Il decreto prevede una clausola di invarianza finanziaria”: lo Stato non avrà ulteriori oneri dall’approvazione della legge e tutti i soggetti non abbienti ammessi al patrocinio dovranno pagare il mediatore e il coordinatore genitoriale.

Il procedimento di mediazione, come condizione necessaria per procedere, riguarda separazioni consensuali e giudiziali e divorzi congiunti o giudiziali: se faccio una separazione consensuale, e seguo tutto il procedimento, e dopo sei mesi chiedo il divorzio, devo pagare nuovamente.

Aumenteranno molto i costi delle separazioni e dei divorzi, e questo metterà in difficoltà soprattutto le donne che spesso nella coppia sono la parte economicamente svantaggiata. In Italia abbiamo un numerosissimo gruppo di famiglie che sono ancora monoreddito e, anche se ci sono due redditi separati, le donne spesso guadagnano meno dei loro compagni.

In sintesi tutto va a detrimento di chi si vuole separare, in particolare delle donne che hanno poche risorse economiche: il ddl Pillon mira a un’inscindibilità del legame matrimoniale e rende difficile l’obiettivo della separazione e, con questo, anche mettere fine a una relazione violenta.

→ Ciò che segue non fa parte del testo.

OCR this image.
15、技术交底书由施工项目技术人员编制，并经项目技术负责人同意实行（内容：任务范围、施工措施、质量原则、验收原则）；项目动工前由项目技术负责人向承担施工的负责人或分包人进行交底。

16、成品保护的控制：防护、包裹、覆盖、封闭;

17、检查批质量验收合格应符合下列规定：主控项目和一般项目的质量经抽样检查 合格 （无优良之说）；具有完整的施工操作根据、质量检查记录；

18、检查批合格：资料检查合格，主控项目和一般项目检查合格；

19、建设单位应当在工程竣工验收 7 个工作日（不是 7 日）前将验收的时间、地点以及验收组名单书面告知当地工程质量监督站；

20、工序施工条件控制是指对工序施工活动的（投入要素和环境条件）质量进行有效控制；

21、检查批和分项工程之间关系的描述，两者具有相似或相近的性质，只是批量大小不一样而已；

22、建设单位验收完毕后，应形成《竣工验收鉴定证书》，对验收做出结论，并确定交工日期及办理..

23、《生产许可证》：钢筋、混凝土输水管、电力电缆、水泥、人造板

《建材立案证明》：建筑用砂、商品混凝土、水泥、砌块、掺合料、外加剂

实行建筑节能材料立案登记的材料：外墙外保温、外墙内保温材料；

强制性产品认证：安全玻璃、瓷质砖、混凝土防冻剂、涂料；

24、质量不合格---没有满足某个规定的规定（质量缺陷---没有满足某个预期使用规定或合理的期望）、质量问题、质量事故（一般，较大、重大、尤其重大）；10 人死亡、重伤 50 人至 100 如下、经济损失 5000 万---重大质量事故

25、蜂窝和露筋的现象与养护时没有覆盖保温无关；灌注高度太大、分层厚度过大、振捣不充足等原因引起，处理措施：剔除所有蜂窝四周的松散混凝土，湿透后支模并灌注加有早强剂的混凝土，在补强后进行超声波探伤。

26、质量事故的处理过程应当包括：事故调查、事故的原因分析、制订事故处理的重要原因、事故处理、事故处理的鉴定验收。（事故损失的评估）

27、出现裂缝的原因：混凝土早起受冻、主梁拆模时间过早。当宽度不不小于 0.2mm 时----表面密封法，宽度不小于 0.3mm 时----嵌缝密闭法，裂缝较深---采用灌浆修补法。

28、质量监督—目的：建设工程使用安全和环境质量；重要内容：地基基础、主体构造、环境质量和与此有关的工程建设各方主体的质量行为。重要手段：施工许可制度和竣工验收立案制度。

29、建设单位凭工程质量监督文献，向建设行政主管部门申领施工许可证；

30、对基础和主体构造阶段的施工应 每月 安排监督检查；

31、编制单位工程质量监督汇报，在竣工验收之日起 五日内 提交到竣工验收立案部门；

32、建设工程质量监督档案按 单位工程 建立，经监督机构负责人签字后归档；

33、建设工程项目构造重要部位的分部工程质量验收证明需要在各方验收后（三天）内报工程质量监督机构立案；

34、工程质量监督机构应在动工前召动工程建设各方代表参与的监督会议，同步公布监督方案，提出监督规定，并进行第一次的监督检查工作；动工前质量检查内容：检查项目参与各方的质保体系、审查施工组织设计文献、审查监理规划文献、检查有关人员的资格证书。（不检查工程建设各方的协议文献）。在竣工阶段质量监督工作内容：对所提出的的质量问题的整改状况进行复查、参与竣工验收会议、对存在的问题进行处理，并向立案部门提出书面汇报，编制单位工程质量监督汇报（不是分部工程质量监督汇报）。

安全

A suo parere il disegno di legge a quale concezione di donna e di famiglia allude?

A una donna degli anni Cinquanta, un’immagine che non corrisponde all’attualità e a nessuna delle conquiste ottenute dalle donne e nelle lotte per i diritti civili. Pillon elimina l’autodeterminazione, che non è solo un diritto delle donne ma appartiene a tutti i cittadini. E spazza via il diritto all’esercizio della genitorialità, riconosciuto dalla Costituzione.